Documentation
¶
Overview ¶
Package automaton compiles domain filter patterns into a cache-optimized, array-based deterministic finite automaton (DFA) with rule attribution.
Compilation Pipeline ¶
The pipeline follows classic automaton theory in five stages:
- Thompson NFA construction — each pattern becomes a small NFA (nfa.go)
- NFA combination — individual NFAs merge via epsilon fan-out (nfa.go)
- Subset (powerset) construction — NFA → deterministic DFA (subset.go)
- Hopcroft minimization — merge equivalent DFA states (minimize.go)
- Runtime DFA — compact transition tables plus exported state graph (dfa.go)
Pattern Language ¶
The supported pattern language is intentionally small:
- Literal characters: a-z, 0-9, '-', '.'
- Wildcard: '*' matches zero or more DNS characters
- Patterns are implicitly anchored (full match required)
Reversed-Pattern Domain Matching ¶
Callers that need ||domain^ anchoring semantics (matching a domain and all of its subdomains) should store patterns in reversed form and query the DFA through DFA.MatchDomain instead of DFA.Match. MatchDomain walks the input name from right to left and records a hit whenever an accepting state coincides with a DNS label boundary ('.' or start-of-name). This replaces the older approach of generating synthetic "*.<pattern>" variants, which caused exponential DFA state growth when the pattern already contained wildcards.
Performance Design ¶
Every design choice in the runtime DFA favors O(n) match-time performance:
- Transition entries embed the target's accept flag in bit 31, avoiding a separate accept-array load at domain-boundary positions
- [byteIndex] maps both upper- and lowercase ASCII letters to the same index, making Match/MatchDomain inherently case-insensitive
- Accept flags and rule IDs are split into dense side arrays for locality
- DFA.Match and DFA.MatchDomain use byte-indexed hot loops
- NFA states use bit-packed flags to improve cache utilization
File Organization ¶
- alphabet.go — DNS character ↔ transition-index mapping
- nfa.go — Thompson NFA types and ε-closure
- subset.go — powerset (subset) construction
- minimize.go — Hopcroft partition-refinement minimization
- dfa.go — exported DFA type, DFA.Match and DFA.MatchDomain
- dot.go — Graphviz DOT export ([DFA.DumpDot])
- compile.go — pipeline orchestration (Compile)
Example ¶
dfa, err := automaton.Compile(patterns, automaton.CompileOptions{})
matched, ruleIDs := dfa.Match("ads.example.com")
Index ¶
Constants ¶
const AlphabetSize = 38
AlphabetSize is the number of distinct characters in the DNS transition alphabet: the 26 lowercase letters (a-z), 10 digits (0-9), hyphen ('-'), and dot ('.').

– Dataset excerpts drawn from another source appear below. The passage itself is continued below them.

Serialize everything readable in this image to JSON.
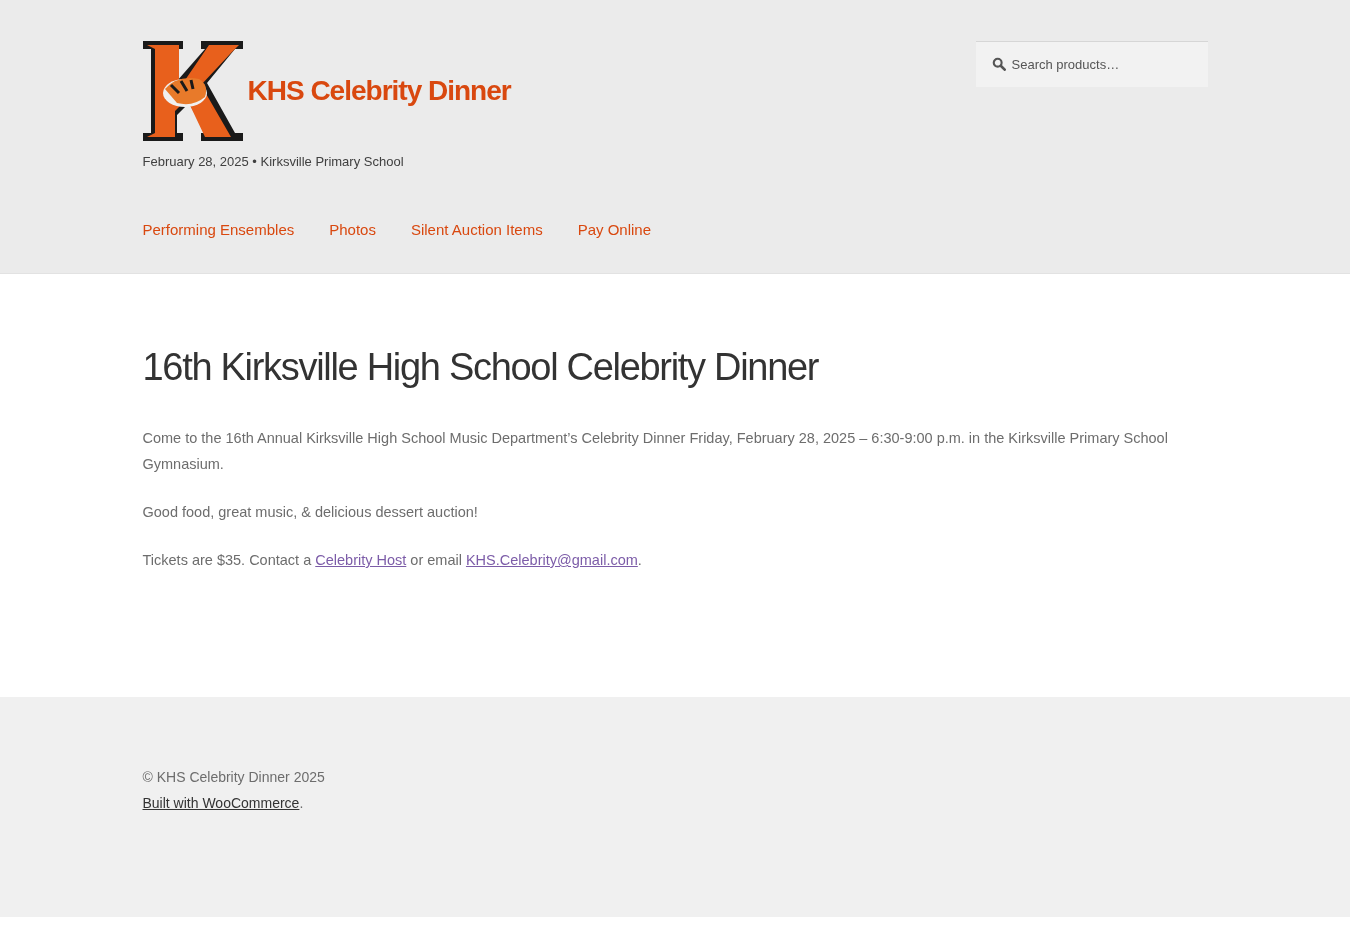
{
  "site": {
    "title": "KHS Celebrity Dinner",
    "tagline": "February 28, 2025 • Kirksville Primary School"
  },
  "search": {
    "placeholder": "Search products…"
  },
  "nav": [
    {
      "label": "Performing Ensembles"
    },
    {
      "label": "Photos"
    },
    {
      "label": "Silent Auction Items"
    },
    {
      "label": "Pay Online"
    }
  ],
  "page": {
    "heading": "16th Kirksville High School Celebrity Dinner",
    "paragraphs": [
      [
        {
          "kind": "text",
          "text": "Come to the 16th Annual Kirksville High School Music Department’s Celebrity Dinner Friday, February 28, 2025 – 6:30-9:00 p.m. in the Kirksville Primary School Gymnasium."
        }
      ],
      [
        {
          "kind": "text",
          "text": "Good food, great music, & delicious dessert auction!"
        }
      ],
      [
        {
          "kind": "text",
          "text": "Tickets are $35. Contact a "
        },
        {
          "kind": "link",
          "text": "Celebrity Host"
        },
        {
          "kind": "text",
          "text": " or email "
        },
        {
          "kind": "link",
          "text": "KHS.Celebrity@gmail.com"
        },
        {
          "kind": "text",
          "text": "."
        }
      ]
    ]
  },
  "footer": {
    "copyright": "© KHS Celebrity Dinner 2025",
    "credit": [
      {
        "kind": "link",
        "text": "Built with WooCommerce"
      },
      {
        "kind": "text",
        "text": "."
      }
    ]
  }
}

Every runtime transition row and every intermediate state during compilation is sized to exactly AlphabetSize slots, so changing this constant reshapes the entire automaton. The value 38 keeps each transition row small and dense, which helps the DFA's flat tables remain cache-friendly.
Variables ¶
This section is empty.
Functions ¶
This section is empty.
Types ¶
type CompileOptions ¶
type CompileOptions struct {
// MaxStates limits the number of intermediate DFA states during subset
// construction. When exceeded, Compile returns an error. 0 means no limit.
MaxStates int
// Minimize enables Hopcroft minimization after subset construction.
// nil (default) and *true both enable it; only *false disables it.
Minimize *bool
// CompileTimeout is the maximum wall-clock time allowed for the entire
// compilation. Zero means no timeout. Checked between pipeline stages
// and inside tight loops.
CompileTimeout time.Duration
// Logger receives progress messages during compilation. May be nil.
Logger Logger
}
CompileOptions controls the DFA compilation pipeline.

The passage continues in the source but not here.